Texte le plus politique du recueil, « Nous sommes les violeurs » (publié précédemment dans Bifrost n°62) nous projette dans un futur possible de l’Afghanistan, déchiré par la lutte contre la culture du pavot. Parmi les forces déployées sur le théâtre des opérations, une poignée de mercenaires va se distinguer en utilisant le viol comme mode opératoire et philosophie de guerre. Je n’en dis pas plus, excepté qu’il s’agit du sommet du recueil. Du grand art.

« Poings de suture » est une démarque étonnante du film Real Steel. A la banalité de la violence conjugale l’héroïne opposera, en devenant star des rings, une volonté farouche de reconstruction. Un texte banal d’apparence mais à l’effet libérateur.

Meurtre rituel, prostitution, viol collectif, bastonnade à mort, violence domestique. Voilà des histoires de sexe et de sang qui rebutent, qui scandalisent, sans doute parce que malgré le filtre du fantastique ou de l’anticipation, elles sonnent particulièrement justes. En tant que lecteur, on sort estourbi, désorienté, de ces cinq voyages au bout de la nuit. A la fois excité par la puissance brutale de l’écriture et accablé par les situations. Heureusement, l’humour (noir) de l’auteur rend çà et là plus respirable le déferlement des humeurs. Et le dernier texte ouvre une petite fenêtre vers un coin de ciel bleu. Parce que, tant qu’il y a de la vie, il y a de l’espoir.

Du sel sous les paupières

[Critique commune à Du sel sous les paupières et Women in chains.]

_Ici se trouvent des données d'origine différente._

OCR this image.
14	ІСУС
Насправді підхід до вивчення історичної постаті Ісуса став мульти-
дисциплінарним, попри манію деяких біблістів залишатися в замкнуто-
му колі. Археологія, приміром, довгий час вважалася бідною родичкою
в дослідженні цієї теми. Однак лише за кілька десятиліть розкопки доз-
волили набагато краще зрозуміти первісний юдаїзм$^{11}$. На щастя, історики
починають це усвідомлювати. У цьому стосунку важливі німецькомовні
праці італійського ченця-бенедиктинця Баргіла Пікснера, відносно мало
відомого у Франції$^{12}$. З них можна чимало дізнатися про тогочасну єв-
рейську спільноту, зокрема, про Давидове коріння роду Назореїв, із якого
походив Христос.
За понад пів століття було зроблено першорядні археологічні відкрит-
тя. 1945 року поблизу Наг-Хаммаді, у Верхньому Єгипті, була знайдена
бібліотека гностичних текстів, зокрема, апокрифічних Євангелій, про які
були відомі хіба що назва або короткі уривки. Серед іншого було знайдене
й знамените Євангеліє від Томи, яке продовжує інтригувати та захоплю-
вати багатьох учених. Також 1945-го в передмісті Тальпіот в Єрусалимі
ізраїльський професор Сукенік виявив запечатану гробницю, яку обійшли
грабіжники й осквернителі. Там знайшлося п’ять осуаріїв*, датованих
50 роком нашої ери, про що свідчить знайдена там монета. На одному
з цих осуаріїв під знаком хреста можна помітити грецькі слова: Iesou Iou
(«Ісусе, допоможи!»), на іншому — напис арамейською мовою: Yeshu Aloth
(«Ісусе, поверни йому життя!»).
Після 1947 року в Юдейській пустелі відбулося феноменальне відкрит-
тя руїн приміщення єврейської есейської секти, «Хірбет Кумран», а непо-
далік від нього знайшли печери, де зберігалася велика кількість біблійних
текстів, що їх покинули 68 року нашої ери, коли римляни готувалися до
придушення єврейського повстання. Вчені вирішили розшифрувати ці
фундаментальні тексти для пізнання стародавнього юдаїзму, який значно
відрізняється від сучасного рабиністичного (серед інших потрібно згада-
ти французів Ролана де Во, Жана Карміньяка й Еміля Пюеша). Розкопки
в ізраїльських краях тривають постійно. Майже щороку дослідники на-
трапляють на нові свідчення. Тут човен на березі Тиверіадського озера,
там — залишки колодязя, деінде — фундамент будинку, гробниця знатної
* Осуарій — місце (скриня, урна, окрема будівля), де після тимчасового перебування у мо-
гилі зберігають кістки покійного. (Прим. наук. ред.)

Je ne ferai pas l’affront de présenter Thomas Day aux lecteurs de Bifrost. Rappelons simplement qu’il a commis une cinquantaine de nouvelles, dont certaines lui ont servi de cadre pour développer ses romans ultérieurs (La Voie du sabre, L’Instinct de l’équarisseur).

Du sel sous les paupières s’inscrit dans une démarche identique, l’auteur ayant exhumé et complété un texte paru en 1999 dans l’anthologie steampunk Futurs antérieurs (éd. Fleuve Noir).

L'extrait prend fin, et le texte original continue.